Daily News Boston CHEST 2024

October 6-9, 2024

PETAL Network session will provide update on ARDS and COVID-19 trials

Robert Duncan Hite, MD

Conducting trials that bridge and impact care across emergency and intensive care is a key goal for the National Heart, Lung, and Blood Institute (NHLBI)-funded Prevention and Early Treatment of Acute Lung Injury (PETAL) Network. The network has been designing and performing innovative clinical trials targeting ARDS treatment and prevention since 2014. 
“Our third update on the PETAL Network to the CHEST attendees will provide the most current information available on completed and ongoing high-impact trials with potential to change clinical practice in ARDS and COVID-19 during the next 1 to 2 years,” said R. Duncan Hite, MD, FCCP. “PETAL emphasizes collaboration between providers who deliver care prior to and after admission to the ICU.”

The latest results of collaborating across departments will be presented in the PETAL Network: 2020 Progress Report on Sunday, October 18, from 7:30 am to 8:30 am CT. The session will be available for on-demand viewing 24 hours later on the virtual CHEST 2020 meeting platform through January 18.

This update will include further analysis and implications for VIOLET, the first completed PETAL trial targeting ARDS prevention.

PETAL also play a key role in three COVID-19 trials—ORCHID, ACTIV-3, and ACTIV-4—plus the pivotal CLOVERS trial of fluids and vasopressors for early sepsis resuscitation in all septic patients. All five trials, like other PETAL studies, include a unique framework that encourages ancillary studies powered to address key basic science needs in disease pathogenesis and natural history.

ORCHID has affected clinical practice even before trial results are reported. The trial of hydroxychloroquine in hospitalized COVID-19 patients was halted in June 2020 after the data and safety monitoring board reported apparent lack of efficacy. Use of hydroxychloroquine to treat COVID-19 began dropping soon after the National Institutes of Health halted the trial.

“We went from completion of designing the study protocol to enrolling the first patient within 2 weeks,” said Dr. Hite, professor, endowed chair and director of medical intensive care at the University of Cincinnati College of Medicine. “Approximately 500 patients were enrolled in just 3 months between March and June—an unprecedented time frame. The novel approaches utilized to complete this timely and essential trial will have a lasting impact on all critical care trials that goes beyond its important clinical results regarding use of hydroxychloroquine for COVID-19.”

A second COVID-19 trial, ACTIV-3, has already enrolled more than 100 patients. One of five related trials in the Accelerating COVID-19 Therapeutic Interventions and Vaccines program (ACTIV-3) uses an adaptive two-stage phase 3 protocol to test monoclonal antibody treatments in hospitalized patients.

The first candidate Mab is LY-CoV555, identified in blood from a recovered COVID-19 patient. The Mab was isolated, synthesized, and developed by AbCellera Biologics and Eli Lilly.

VIOLET researchers examined the impact of early high-dose vitamin D in the prevention of ARDS, which proved not to improve 90-day mortality or nonfatal outcomes in patients at risk for ARDS. Although a negative trial for patient benefit, VIOLET provided abundant information that will improve design and implementation of future ARDS prevention trials, Dr. Hite said.

The CLOVERS trial compares aggressive vs less aggressive fluid administration and early vs late use of vasopressors. Once available, the final results will impact practice for early resuscitation for septic shock.

“This is an age-old question in emergency medicine and critical care,” Dr. Hite said.

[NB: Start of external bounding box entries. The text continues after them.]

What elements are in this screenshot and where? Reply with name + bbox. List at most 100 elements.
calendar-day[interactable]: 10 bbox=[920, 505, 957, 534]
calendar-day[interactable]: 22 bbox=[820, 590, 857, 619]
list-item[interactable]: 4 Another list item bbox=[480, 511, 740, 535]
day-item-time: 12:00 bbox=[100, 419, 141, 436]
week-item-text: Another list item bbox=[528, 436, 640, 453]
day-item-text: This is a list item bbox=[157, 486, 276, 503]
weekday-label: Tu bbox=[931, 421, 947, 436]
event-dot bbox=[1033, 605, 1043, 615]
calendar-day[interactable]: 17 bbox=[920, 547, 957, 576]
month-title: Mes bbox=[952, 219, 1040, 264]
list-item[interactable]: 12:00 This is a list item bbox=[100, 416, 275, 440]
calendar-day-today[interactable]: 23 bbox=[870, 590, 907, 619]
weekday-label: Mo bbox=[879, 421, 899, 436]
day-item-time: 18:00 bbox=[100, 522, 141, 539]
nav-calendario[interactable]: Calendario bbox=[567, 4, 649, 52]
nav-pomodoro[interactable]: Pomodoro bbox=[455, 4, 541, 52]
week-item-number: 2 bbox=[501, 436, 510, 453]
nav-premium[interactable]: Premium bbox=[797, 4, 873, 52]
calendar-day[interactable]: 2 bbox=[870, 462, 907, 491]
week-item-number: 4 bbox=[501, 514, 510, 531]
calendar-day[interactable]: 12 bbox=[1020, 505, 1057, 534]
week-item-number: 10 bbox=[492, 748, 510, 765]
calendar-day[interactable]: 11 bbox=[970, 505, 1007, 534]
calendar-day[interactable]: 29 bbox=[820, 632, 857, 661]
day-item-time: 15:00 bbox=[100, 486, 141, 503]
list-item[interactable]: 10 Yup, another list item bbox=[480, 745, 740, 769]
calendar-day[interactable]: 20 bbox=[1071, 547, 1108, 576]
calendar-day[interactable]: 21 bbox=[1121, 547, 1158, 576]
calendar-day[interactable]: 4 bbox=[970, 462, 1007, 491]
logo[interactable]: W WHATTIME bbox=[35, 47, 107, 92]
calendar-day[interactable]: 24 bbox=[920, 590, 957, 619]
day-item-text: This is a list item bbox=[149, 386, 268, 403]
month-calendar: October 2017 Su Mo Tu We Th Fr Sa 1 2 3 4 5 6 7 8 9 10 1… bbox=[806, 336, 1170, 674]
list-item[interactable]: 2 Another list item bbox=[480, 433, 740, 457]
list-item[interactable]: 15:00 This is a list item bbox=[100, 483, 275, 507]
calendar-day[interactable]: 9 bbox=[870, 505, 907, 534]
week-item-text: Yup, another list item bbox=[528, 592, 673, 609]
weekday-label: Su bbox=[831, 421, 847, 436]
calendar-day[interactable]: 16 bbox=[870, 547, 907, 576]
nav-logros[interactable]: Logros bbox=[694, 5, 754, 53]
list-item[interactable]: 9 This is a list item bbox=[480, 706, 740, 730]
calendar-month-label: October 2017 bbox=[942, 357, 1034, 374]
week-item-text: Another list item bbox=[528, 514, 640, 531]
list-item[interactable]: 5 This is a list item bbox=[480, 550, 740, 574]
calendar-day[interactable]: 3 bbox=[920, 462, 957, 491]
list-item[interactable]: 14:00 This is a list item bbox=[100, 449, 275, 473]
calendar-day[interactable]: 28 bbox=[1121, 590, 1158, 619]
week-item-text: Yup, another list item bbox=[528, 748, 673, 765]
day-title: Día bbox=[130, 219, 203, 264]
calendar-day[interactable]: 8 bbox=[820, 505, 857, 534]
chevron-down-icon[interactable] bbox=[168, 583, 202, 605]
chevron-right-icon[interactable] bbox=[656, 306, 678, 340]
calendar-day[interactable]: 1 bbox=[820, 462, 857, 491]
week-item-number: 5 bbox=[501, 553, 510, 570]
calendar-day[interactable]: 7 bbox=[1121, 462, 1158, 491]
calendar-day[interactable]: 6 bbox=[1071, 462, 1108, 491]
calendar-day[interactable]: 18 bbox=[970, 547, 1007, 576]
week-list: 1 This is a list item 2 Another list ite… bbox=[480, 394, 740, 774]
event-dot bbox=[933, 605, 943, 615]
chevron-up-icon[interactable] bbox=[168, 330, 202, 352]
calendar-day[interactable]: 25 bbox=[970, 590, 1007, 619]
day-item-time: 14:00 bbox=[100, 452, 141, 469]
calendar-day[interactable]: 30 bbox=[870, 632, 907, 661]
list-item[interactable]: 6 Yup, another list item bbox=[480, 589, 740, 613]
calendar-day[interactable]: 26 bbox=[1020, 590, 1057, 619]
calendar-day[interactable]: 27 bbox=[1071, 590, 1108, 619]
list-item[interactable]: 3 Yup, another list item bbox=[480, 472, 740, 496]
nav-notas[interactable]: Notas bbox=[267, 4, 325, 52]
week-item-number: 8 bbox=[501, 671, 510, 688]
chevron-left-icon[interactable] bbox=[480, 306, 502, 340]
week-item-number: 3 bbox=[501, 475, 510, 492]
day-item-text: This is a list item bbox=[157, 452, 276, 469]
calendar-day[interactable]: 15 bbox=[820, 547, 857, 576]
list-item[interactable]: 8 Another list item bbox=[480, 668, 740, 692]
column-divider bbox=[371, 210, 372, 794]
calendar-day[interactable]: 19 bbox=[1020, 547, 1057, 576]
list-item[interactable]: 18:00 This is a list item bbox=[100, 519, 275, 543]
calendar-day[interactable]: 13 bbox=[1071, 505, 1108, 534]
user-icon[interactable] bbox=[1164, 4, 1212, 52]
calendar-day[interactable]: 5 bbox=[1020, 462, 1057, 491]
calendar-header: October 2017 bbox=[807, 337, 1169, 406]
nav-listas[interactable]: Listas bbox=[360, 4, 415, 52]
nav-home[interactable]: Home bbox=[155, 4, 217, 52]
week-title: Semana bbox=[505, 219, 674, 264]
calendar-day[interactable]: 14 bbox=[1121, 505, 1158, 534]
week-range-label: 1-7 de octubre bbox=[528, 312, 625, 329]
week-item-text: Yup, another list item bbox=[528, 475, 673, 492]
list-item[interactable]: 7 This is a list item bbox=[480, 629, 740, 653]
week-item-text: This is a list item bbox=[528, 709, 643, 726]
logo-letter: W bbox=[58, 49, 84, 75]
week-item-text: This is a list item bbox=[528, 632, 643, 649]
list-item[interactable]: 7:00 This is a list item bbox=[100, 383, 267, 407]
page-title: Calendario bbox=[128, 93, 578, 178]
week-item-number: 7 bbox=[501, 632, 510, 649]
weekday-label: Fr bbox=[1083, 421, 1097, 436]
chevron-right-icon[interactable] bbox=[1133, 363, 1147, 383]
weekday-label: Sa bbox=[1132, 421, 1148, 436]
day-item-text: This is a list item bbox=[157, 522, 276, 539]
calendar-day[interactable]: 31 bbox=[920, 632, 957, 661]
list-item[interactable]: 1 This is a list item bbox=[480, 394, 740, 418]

CLOVERS was put on hold by most US hospitals early in the COVID-19 pandemic. The trial was on track with over 1,300 patients enrolled—more than half needed for study completion.

“It’s such an important study that the PETAL Network is quickly working to restart the trial at sites to be sure the trial gets finished,” Dr. Hite said. “Our session will present data that the trial design is working effectively and should address the vital clinical question comparing benefits and safety of fluids and vasopressors.”